Pour Bartolomeo Spina, le phénomène était le résultat d'une fonction déterminée par les démons qui produisaient un corps fictif à placer à l'intérieur des peaux des animaux.: l'artifice était cependant voué à être de courte durée puisque, comme nous l'avons vu, les animaux ressuscités mouraient presque toujours dans leurs étables au bout de quelques jours. Pour l'auteur du De Strigibus la résurrection des bœufs effectuée par le diable avec la médiation des sorcières, a été une tentative d'imiter l'expérience extraordinaire de San Germano, qui a ressuscité un veau offert par une famille de paysans pauvres [11]. Dans cette partie de la biographie du saint, menée avec une approche hagiographique, Germano a obtenu la surprenante résurrection simplement en touchant les os du veau enveloppés dans leur peau.

Augustin vénitien (Agostino dei Musi), Le Strégozzo, vers 1515-'25

Les sources les plus anciennes que nous ayons sur le miracle spécifique du saint consistent en une Allemands de la vie et de la collection Miracle Germani, tous deux du IXe siècle, rédigés par le moine Eirico (Enrico) d'Auxerre . En ce qui concerne le cas du veau ressuscité, on peut peut-être discerner dans ce récit l'intention de christianiser un mythe qui, selon l'hagiographe, est devenu une preuve objective de la puissance divine. L'expérience, cependant, a un précédent de l'Ancien Testament, qui, bien qu'avec des valeurs évocatrices différentes, nous trouvons dans un vision du prophète Ezéchiel:

«[…] La main du Seigneur était sur moi et le Seigneur me fit sortir en esprit et me fit arrêter au milieu de la plaine : elle était pleine d'ossements ! Il m'a fait faire tout le tour d'eux; il y en avait tant à la surface de la plaine, il était évident qu'ils étaient très secs. Il m'a dit : Fils de l'homme, ces ossements peuvent-ils revivre ? J'ai dit : Dieu, mon Seigneur, tu sais ! Il me dit : Prophétise aux ossements et dis-leur : Os desséchés, écoutez la parole du Seigneur ; ainsi parle Dieu mon Seigneur à ces os : Voici, je vous donnerai l'esprit et vous vivrez. " 

(Ez, 37, 1-5)

Le mythe de la résurrection d'entre les os se retrouve également dans d'autres religions, dans lesquelles, en substance, le rôle évocateur a une Pois sensiblement inchangé . Ainsi, par exemple, le Coran:

«[…] Il y avait un homme qui, passant par une ville détruite jusque dans ses fondements, se demandait : Dieu pourrait-il rendre la vie à cette ville ? Dieu l'a immédiatement tué et l'a maintenu dans cet état pendant cent ans. A la fin de la centième année, elle le ressuscita et lui demanda : Combien de temps penses-tu être resté comme ça ? Un jour ou une partie d'un jour, était la réponse. Non! Dieu a dit, vous êtes là depuis cent ans. Regardez votre nourriture et vos boissons, elles sont toujours telles que vous les avez laissées. Mais de ton âne il ne reste que les os : et maintenant Nous le revêtons de chair et lui redonnons vie. Nous avons voulu vous donner Notre Signe, afin que vous preniez conscience de Notre Toute-Puissance. "

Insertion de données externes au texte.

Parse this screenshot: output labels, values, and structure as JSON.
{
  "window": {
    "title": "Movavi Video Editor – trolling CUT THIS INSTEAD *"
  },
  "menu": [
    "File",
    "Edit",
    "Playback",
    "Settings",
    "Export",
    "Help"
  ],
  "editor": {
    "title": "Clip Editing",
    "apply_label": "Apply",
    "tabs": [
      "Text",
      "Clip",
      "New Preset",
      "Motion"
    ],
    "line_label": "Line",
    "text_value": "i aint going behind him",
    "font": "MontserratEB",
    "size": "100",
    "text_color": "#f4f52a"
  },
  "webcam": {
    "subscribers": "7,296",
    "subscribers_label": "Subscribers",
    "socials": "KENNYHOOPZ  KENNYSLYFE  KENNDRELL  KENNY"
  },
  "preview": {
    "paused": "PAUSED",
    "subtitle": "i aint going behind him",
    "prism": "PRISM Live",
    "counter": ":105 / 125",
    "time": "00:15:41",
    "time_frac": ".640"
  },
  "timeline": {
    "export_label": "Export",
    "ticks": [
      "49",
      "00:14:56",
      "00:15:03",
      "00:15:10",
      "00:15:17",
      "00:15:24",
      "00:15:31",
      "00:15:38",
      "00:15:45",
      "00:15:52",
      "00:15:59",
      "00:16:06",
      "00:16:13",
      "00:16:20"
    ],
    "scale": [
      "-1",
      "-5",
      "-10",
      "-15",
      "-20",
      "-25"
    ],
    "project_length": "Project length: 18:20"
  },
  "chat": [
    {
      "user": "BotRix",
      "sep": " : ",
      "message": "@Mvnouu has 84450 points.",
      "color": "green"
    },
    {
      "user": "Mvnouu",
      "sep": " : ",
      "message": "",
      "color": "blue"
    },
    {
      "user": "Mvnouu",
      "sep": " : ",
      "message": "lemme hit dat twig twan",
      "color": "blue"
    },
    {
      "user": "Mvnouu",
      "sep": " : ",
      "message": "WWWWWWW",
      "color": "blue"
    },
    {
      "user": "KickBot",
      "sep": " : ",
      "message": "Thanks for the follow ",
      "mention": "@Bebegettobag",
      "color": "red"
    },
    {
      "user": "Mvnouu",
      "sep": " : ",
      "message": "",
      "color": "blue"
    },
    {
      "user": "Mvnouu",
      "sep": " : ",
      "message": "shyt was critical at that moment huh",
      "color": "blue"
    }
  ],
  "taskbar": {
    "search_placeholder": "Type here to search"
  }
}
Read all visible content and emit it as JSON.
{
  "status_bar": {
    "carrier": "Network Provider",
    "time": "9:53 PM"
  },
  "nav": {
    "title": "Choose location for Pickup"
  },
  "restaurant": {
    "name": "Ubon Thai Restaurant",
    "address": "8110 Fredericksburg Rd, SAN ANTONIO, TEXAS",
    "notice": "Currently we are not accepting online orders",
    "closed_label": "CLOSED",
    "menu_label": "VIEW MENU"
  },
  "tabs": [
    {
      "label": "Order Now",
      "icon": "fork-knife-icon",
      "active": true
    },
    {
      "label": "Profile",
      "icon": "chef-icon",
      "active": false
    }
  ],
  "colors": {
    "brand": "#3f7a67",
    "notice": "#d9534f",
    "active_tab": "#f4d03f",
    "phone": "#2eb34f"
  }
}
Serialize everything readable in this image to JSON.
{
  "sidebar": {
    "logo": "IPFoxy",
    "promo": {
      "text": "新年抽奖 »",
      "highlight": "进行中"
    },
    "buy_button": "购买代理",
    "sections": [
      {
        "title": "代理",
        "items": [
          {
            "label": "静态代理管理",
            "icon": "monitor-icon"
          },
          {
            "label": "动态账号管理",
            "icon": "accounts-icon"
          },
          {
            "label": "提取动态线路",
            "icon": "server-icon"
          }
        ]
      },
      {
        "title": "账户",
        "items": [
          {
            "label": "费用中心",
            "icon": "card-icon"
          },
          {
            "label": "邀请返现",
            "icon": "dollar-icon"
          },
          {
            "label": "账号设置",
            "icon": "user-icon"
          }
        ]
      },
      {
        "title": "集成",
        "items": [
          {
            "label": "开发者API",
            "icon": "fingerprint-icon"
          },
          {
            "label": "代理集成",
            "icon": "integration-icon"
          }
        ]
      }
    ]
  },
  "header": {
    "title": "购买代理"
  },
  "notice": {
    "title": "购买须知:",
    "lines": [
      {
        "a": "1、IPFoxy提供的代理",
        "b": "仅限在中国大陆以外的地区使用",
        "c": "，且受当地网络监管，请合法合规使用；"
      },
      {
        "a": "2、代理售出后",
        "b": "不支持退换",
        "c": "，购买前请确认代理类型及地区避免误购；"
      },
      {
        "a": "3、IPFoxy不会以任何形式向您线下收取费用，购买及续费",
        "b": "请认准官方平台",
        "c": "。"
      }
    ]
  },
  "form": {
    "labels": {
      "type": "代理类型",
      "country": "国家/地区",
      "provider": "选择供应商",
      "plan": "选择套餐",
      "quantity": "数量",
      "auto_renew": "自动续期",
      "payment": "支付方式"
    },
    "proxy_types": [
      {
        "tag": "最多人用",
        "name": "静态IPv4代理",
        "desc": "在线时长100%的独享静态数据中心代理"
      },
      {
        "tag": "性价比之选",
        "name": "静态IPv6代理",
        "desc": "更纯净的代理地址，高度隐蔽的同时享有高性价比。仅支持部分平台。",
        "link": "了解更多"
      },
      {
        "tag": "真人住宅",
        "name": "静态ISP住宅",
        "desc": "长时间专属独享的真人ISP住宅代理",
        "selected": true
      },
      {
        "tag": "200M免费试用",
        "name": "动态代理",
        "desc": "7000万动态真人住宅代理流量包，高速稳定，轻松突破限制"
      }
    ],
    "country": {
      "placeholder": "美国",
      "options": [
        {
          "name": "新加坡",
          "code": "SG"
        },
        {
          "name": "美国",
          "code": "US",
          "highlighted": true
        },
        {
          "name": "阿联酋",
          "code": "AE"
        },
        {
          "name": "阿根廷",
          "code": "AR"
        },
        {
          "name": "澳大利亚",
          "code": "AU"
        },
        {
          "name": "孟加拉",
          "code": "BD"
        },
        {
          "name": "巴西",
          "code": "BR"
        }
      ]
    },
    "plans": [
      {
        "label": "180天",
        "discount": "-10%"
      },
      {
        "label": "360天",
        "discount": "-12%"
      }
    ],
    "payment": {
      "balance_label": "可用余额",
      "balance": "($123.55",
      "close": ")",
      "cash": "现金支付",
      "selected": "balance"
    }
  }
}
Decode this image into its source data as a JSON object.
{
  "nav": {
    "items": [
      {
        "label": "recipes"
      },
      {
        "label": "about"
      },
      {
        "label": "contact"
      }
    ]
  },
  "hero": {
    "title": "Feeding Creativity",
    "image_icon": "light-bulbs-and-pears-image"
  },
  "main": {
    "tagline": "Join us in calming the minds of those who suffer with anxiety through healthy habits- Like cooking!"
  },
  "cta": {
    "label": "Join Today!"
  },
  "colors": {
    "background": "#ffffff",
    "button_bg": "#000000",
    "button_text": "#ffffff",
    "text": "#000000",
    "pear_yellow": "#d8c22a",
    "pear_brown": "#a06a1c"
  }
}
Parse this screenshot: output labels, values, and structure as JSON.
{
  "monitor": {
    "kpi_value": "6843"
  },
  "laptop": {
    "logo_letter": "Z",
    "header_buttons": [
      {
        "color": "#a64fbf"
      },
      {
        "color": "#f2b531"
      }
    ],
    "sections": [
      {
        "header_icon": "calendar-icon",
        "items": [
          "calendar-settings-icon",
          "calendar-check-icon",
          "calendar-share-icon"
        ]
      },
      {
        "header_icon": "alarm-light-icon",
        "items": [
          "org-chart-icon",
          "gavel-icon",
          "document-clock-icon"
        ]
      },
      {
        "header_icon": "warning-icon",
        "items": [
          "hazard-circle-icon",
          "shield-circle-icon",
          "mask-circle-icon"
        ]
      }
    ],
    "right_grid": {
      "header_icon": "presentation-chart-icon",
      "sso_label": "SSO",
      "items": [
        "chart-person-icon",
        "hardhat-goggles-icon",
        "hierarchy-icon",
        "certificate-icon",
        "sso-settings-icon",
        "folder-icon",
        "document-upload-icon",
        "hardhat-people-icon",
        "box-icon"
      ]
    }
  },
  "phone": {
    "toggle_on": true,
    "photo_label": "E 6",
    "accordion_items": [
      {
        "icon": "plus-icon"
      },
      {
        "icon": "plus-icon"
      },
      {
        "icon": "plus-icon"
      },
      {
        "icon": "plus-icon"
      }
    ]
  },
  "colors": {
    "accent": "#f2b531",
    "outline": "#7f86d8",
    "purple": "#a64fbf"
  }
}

Dans son ensemble, le rite de la résurrection par les os révèle une assez large diffusion géographique :

Dans le folklore magique de l'Inde, certains saints et yogis auraient le pouvoir de ressusciter les morts de leurs os ou de leurs cendres ; c'est ce que fait Gorakhnath, par exemple, et il n'est pas sans intérêt de signaler dès maintenant que ce célèbre magicien est considéré comme le fondateur d'une secte yogitantrique, celle des Yogi Kanphata, dans laquelle on pourrait trouver d'autres survivances chamaniques. Enfin, il convient de mentionner certaines méditations bouddhiques dont l'objet est la vision du corps qui se transforme en squelette ; le rôle important que jouent les crânes et les ossements humains dans le lamaïsme et le tantrisme ; la danse du squelette au Tibet et en Mongolie ; la fonction du Brahmarandhra. "

nell 'Notre Histoire Brittonum, écrit au VIII/IX siècle, on retrouve l'histoire de Saint-Germain: l'épisode des os et des peaux n'est pas mentionné, mais dans le texte il est dit que le saint, avant de commencer à manger, ordonna aux convives de ne cassez aucun os de l'animal mangé: cet avertissement pourrait être lié à certaines croyances et tabous de la symbolique rituelle des chasseurs . Nous laissons également de côté les analogies avec la résurrection des boucs par le dieu Thor, présenter àEdda et analysé en article cité par Maculotti.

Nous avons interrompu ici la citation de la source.